Lintasan pikiran yang saya pakai untuk pembuka artikel ini tercipta saat melihat proses pembuatan mie oleh Pak Herman. Terkagum-kagum saya melihat beliau mengulen adonan mie dengan tenaga manual. Tangan-tangan tuanya begitu lincah mengolah dari masih berupa tepung hingga jadi mie yang siap berpindah ke konsumen.
Beli mie di sini, selalu fresh lho. Saat kami datang dan memesan, ya saat itu mienya baru dibuatkan. Jadi harus sabar menanti. Tanpa pengawet dan bahan kimia lainnya. Punya saya masih anteng di freezer, belum sempat diolah. Nanti kalau udah saya masak, bakalan diupdate lagi ya untuk rasanya.


Icip-icip Kuliner Khas Timur Tengah
Sudah puas jajan Mie dan aneka penganan jadul di seputar Jl.Roda – Gang Aut, kami berpindah ke seputaran Alun-alun Empang, menghampiri aneka penganan khas Timur Tengah di Ka Nung Bogor yang sudah mulai berjualan sejak 1974. Menyediakan beragam frozen food seperti roti cane, samosa, pastel, aneka bumbu instant dan segala derivasinya. Kami juga sempat masuk ke dapur produksinya. Istimewanya, beberapa pegawai di sini adalah disabilitas. Wow, salut banget lihat adik-adik yang sangat terampil dan produktif ini.


Saat tiba di Ka Nung, kami langsung disuguhi bubur syurbah, bisa pilih dengan campuran daging ayam atau kambing. Dagingnya dimasak bersama bubur. Bubur Syurbah ini adalah bubur khas Arab yang aslinya di sana terbuat dari gandum. Tapi karena agak susah menemukan gandum di Indonesia maka bisa digangi dengan havermout atau beras biasa.
Umumnya bubur syurbah hanya ditemukan saat bulan Ramadhan. Disajikan usai shalat Tarawih, panas-panas. Dengan paduan rempah dan aneka bumbu khas Arab menjadikan rasanya unik dan enak dinikmati. Bikin jatuh cinta sejak suapan pertama. Teksturnya kenyal, berwarna kuning yang berasal dari bumbunya. Dimakan dengan toping bawang goreng dan tambahan sedikit sambal jika suka pedas. Nikmat sekali. Huhu… jujur saya pengen nambah rasanya.

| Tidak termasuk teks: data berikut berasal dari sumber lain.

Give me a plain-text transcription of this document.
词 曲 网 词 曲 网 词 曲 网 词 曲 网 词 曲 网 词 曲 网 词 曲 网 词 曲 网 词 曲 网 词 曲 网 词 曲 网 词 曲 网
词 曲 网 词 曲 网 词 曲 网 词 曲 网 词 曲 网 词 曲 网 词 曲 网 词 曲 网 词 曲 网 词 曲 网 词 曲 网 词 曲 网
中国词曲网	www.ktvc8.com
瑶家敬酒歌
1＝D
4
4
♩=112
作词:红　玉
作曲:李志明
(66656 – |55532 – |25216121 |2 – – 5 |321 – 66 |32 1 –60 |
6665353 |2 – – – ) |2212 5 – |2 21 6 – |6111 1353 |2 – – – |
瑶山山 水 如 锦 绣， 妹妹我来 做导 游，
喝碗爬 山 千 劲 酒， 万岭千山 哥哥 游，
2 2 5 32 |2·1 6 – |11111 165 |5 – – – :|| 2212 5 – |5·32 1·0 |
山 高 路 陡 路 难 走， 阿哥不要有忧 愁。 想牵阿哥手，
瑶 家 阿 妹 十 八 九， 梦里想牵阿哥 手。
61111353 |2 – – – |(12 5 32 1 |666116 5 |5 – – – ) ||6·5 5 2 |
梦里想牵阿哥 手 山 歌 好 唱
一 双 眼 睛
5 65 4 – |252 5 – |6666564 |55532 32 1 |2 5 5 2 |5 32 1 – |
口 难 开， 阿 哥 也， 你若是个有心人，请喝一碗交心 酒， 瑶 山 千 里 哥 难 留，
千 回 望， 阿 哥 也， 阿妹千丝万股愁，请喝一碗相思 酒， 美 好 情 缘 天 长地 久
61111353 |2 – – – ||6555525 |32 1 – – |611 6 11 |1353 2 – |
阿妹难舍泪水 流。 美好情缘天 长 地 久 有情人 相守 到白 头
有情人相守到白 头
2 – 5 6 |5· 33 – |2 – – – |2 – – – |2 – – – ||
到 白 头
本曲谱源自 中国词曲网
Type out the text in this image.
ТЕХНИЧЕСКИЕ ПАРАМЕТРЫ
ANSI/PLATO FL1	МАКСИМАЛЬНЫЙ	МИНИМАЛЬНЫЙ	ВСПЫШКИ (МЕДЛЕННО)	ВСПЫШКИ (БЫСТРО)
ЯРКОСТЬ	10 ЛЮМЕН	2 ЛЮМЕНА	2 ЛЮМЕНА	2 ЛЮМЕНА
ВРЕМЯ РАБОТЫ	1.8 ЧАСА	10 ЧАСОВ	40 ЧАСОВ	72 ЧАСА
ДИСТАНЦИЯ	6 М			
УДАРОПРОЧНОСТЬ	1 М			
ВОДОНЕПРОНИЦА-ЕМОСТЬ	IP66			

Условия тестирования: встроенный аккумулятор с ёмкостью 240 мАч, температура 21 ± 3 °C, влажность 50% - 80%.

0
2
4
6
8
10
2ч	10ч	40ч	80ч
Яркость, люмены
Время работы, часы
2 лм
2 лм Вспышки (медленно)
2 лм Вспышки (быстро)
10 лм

Tapi malu euy.

Di sini juga kami menikmati samosa, martabak, roti cane dan dodol arab. Kalau biasanya kita mengenal dodol garut, dodol betawi, dodol cina, kali ini ada dodol arab. Berbeda dengan dodol daerah lain yang umumnya terbuat dari ketan atau tepung beras, dodol arab terbuat dari tepung terigu yang ditambahi bumbu rempah.
“Ini dodol rasa nasi kebuli!” kata seorang kawan saat mencicipinya. Saya yang awalnya agak ragu mencoba, jadi ikutan tergoda buat nyicip. Dan sayapun setuju dengan ungkapan kawan tadi. Dodol dengan rasa rempah. Bukan sekedar manis. Unik banget.
Dan ya, sebagian peserta trip kali ini adalah emak-emak. Begitu masuk ke ruang penjualan frozen food, pada kalap dong. Langsung ngeborong. Bahkan ada seorang kawan yang berbelanja sampai di atas 500 ribu. Dahsyat. Emak-emak memang gak ada lawan hahaha.
Tetap Eksis dengan Cita Rasa Otentik
Mengunjungi aneka kuliner legendaris ini seolah mengajak saya menyusuri lorong waktu. Mencoba membayangkan masa dimana usaha ini mulai dibangun. Di masa Indonesia belum merdeka. Masa dimana semua berbaur bersama. Keturunan Eropa (Belanda), peranakan Cina, Pribumi dan Timur Tengah. Hidup berdampingan dan tetap bertahan turun temurun meneruskan usaha keluarga.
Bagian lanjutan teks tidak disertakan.